Ordering my numbering by DateOfBirth
is just half of the picture. I also need to “group” the records by the FamilyID
. This is where a clause in T-, SQL that you might not be very familiar with comes into play: “PARTITION BY
”. The PARTITION BY
clause allows us to group the results within the call to ROW_NUMBER()
without grouping them ourselves via a GROUP BY
. It just tells the ROW_NUMBERR
what groupings to use when it does its counting.

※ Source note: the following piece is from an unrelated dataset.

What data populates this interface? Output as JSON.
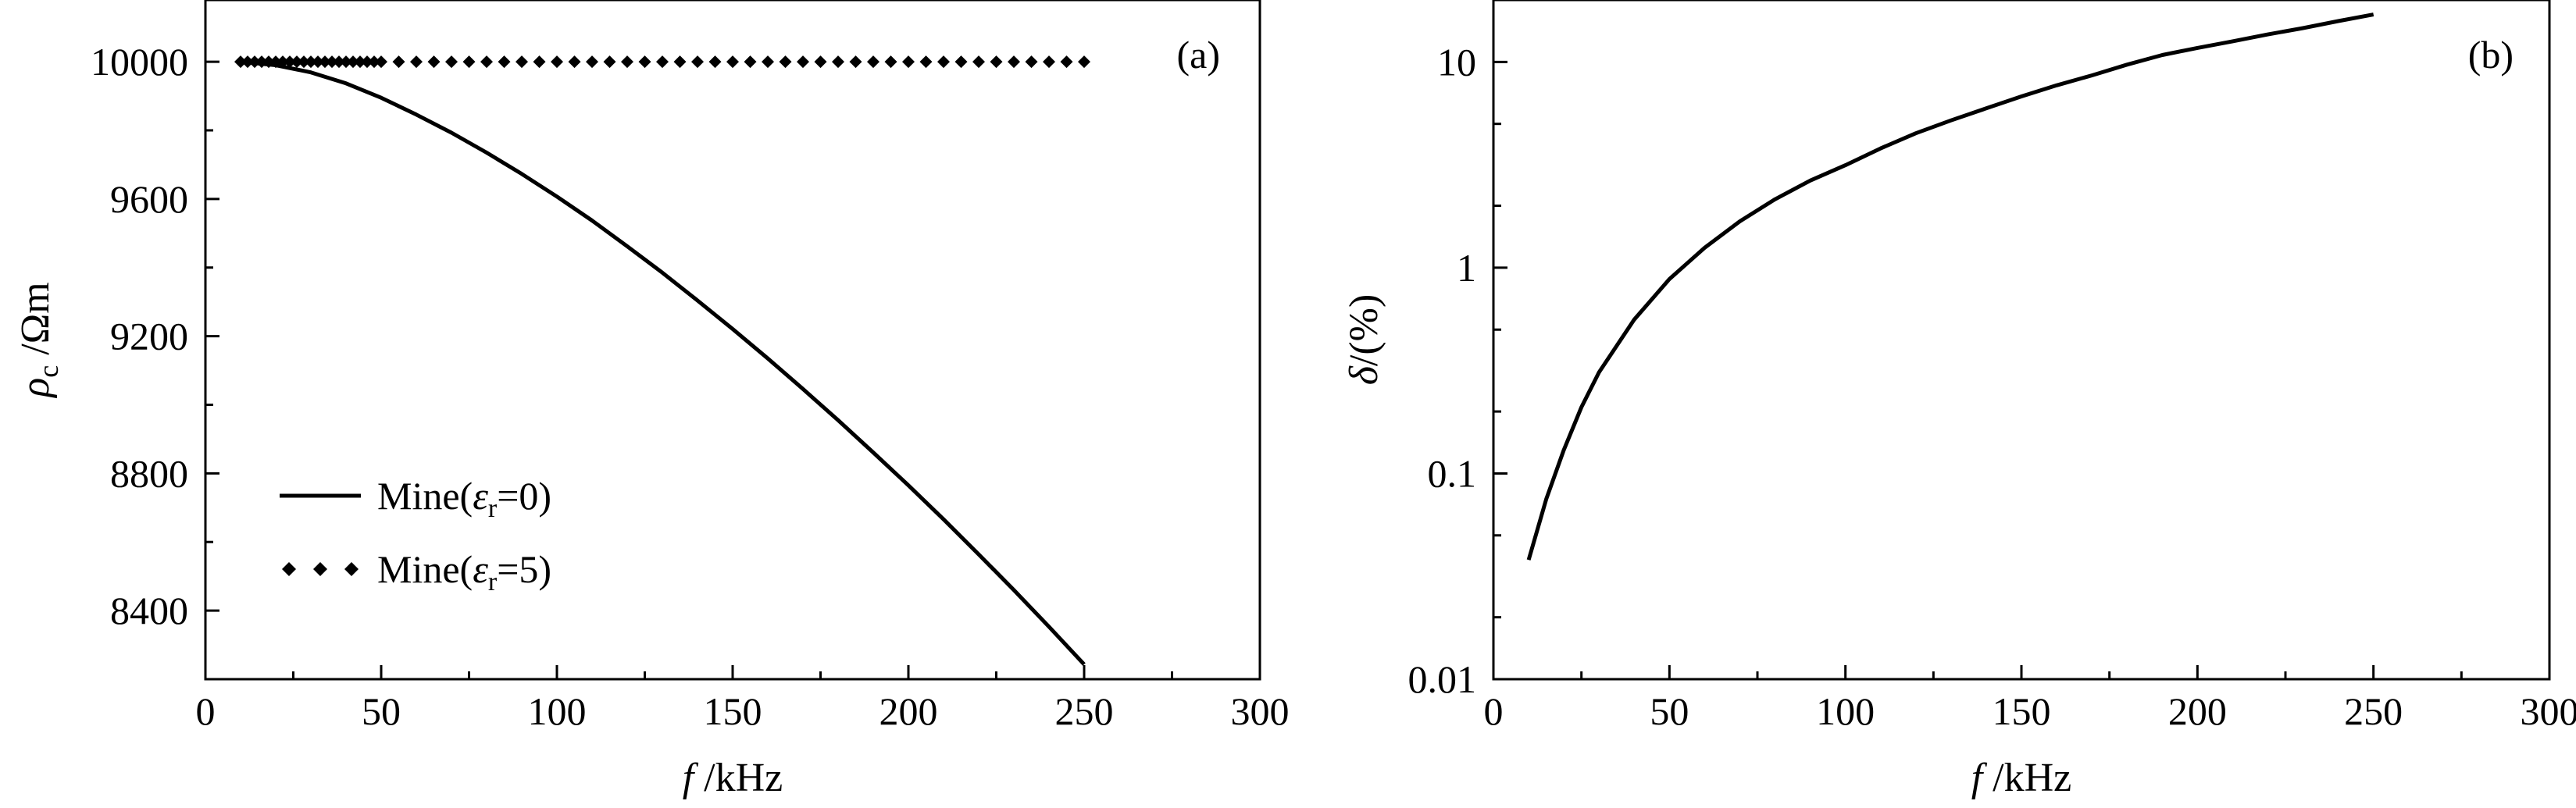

Here is our final SQL statement, which achieves the business logic we wanted to implement.
SELECT
[PersonID]
[FamilyID]
,[FirstName]
,[LastName]
,[DateOfBirth]
,ROW_NUMBER() over(PARTITION BY FamilyID,
CONVERT(NVARCHAR(25), DateOfBirth, 111)
ORDER BY DateOfBirth ASC) TwinCode
FROM [People]
ORDER BY PersonID
IIn the ROW_NUMBER
function above, I am doing several things. I’m grouping on FamilyID
, and also grouping on a converted DateOfBirth
. I convert the DateOfBirth
to an nvarchar
using the 111 conversion code, because that gets results like ‘2009/10/11
′ and ‘2009/10/12
′ which can easily be grouped by to achieve distinct dates.
Grouping on the Family
, DateOfBirth
, and then sorting by DateOfBirth
ascending achieves the desired result for the ROW_NUMBER
. Here are the results of the query:
PersonID | FamilyID | FirstName | LastName | DateOfBirth | TwinCode |
1 | 1 | Joe | Johnson | 2000-10-23 13:00:00 | 1 |
2 | 1 | Jim | Johnson | 2001-12-15 05:45:00 | 1 |
3 | 2 | Karly | Matthews | 2000-05-20 04:00:00 | 1 |
4 | 2 | Kacy | Matthews | 2000-05-20 04:02:00 | 2 |
5 | 2 | Tom | Matthews | 2001-09-15 11:52:00 | 1 |
As you can see, the two people who qualify as twins above (Karly
and Kacy
) are enumerated correctly, with Karly
receiving a 1
and Kacy
receiving a 2
. All the records that are not twins properly receive a 1.